Background: Previous research has predominately focused on patients with mental illness as the instigators, rather than the victims, of violence and criminal activity. However, patients with schizophrenia appear to experience a higher degree of victimization compared to general community samples. We aimed to establish the 1-month prevalence of violent and non-violent victimization in a sample of patients with schizophrenia spectrum disorders and to investigate the determinants of victimization.

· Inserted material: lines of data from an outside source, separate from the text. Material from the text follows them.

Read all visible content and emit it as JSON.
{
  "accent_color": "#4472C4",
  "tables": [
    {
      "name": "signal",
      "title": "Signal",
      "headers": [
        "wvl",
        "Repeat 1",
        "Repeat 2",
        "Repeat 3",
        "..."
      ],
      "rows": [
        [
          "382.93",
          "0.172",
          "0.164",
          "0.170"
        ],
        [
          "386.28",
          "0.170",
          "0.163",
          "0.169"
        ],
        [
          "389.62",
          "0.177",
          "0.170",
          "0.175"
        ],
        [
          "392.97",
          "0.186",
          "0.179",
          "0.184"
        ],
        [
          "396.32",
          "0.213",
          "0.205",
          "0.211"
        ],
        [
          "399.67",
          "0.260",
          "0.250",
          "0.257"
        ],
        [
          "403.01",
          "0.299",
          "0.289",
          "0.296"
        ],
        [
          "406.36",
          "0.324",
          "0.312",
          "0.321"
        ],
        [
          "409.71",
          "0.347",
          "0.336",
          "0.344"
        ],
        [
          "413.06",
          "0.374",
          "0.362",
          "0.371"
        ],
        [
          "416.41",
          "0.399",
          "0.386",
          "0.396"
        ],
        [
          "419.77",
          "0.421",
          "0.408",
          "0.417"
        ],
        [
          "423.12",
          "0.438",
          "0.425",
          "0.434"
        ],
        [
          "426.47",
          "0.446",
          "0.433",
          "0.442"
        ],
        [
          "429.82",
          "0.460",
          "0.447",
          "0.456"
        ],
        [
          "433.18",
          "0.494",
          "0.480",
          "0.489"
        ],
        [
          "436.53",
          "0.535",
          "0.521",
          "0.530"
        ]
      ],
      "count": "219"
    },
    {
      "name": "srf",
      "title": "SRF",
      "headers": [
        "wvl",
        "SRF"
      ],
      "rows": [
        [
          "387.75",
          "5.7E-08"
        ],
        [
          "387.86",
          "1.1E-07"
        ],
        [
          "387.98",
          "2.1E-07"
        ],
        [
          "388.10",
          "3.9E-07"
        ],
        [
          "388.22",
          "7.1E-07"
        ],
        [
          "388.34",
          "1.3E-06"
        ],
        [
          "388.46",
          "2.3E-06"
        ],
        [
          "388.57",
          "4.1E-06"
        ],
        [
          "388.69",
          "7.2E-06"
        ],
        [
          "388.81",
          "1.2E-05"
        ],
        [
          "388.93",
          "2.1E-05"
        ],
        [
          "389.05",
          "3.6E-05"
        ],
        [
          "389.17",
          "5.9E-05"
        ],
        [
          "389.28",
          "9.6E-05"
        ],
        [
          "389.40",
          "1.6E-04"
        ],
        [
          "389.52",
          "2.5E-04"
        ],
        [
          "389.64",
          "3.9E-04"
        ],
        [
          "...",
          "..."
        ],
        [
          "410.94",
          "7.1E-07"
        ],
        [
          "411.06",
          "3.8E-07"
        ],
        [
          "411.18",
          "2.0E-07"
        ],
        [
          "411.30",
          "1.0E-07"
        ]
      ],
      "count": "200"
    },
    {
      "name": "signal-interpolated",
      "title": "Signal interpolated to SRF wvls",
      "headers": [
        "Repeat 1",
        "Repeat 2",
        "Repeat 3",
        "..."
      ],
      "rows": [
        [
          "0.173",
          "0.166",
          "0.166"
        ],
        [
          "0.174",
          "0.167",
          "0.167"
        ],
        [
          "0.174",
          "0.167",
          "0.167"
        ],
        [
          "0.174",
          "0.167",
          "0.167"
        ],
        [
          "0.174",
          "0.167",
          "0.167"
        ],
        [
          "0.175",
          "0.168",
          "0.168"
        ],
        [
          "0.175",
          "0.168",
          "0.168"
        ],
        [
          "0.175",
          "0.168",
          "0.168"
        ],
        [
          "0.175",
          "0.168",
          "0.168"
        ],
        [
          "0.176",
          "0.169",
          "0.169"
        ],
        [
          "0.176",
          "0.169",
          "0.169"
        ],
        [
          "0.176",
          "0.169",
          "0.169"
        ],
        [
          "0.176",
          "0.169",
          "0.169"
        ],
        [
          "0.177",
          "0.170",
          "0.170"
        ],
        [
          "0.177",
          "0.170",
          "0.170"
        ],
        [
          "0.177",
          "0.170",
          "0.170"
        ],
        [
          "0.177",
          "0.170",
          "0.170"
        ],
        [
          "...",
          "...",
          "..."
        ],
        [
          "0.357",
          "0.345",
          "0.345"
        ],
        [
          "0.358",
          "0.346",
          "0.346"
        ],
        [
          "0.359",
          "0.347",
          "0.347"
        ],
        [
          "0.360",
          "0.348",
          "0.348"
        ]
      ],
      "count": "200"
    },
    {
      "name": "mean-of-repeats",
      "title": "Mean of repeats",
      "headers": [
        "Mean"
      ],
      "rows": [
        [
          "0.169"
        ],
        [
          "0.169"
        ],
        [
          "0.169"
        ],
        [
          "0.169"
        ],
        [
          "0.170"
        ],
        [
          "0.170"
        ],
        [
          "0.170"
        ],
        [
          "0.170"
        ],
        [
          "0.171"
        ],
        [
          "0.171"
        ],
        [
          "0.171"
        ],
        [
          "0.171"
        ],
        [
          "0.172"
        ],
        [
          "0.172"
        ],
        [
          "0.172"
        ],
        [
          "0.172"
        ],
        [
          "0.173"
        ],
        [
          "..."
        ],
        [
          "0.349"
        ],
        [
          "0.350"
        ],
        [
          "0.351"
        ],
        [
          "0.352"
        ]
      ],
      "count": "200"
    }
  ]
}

Method: Reports of violent and non-violent victimization were recorded in 348 patients in Dandenong, an outer metropolitan suburb of Melbourne, Australia along with the subjective perception of patients as to their degree of protection from being robbed or attacked. Patients reporting victimization were compared with those who did not, across a range of clinical and psychosocial variables.
Results: 11.2% of the sample reported being the victim of non-violent crime and 4.3% the victim of violent crime in the 1-month period. 23.2% reported dissatisfaction with their protection against being attacked or robbed. The major determinant of victimization was the lack of any meaningful daily activity.
Conclusions: Patients with schizophrenia spectrum disorders are at increased risk of victimization, both of the violent and non-violent type. Further research is required to understand the pathways through which victimization occurs and to understand whether psychosocial interventions can reduce victimization in this patient population.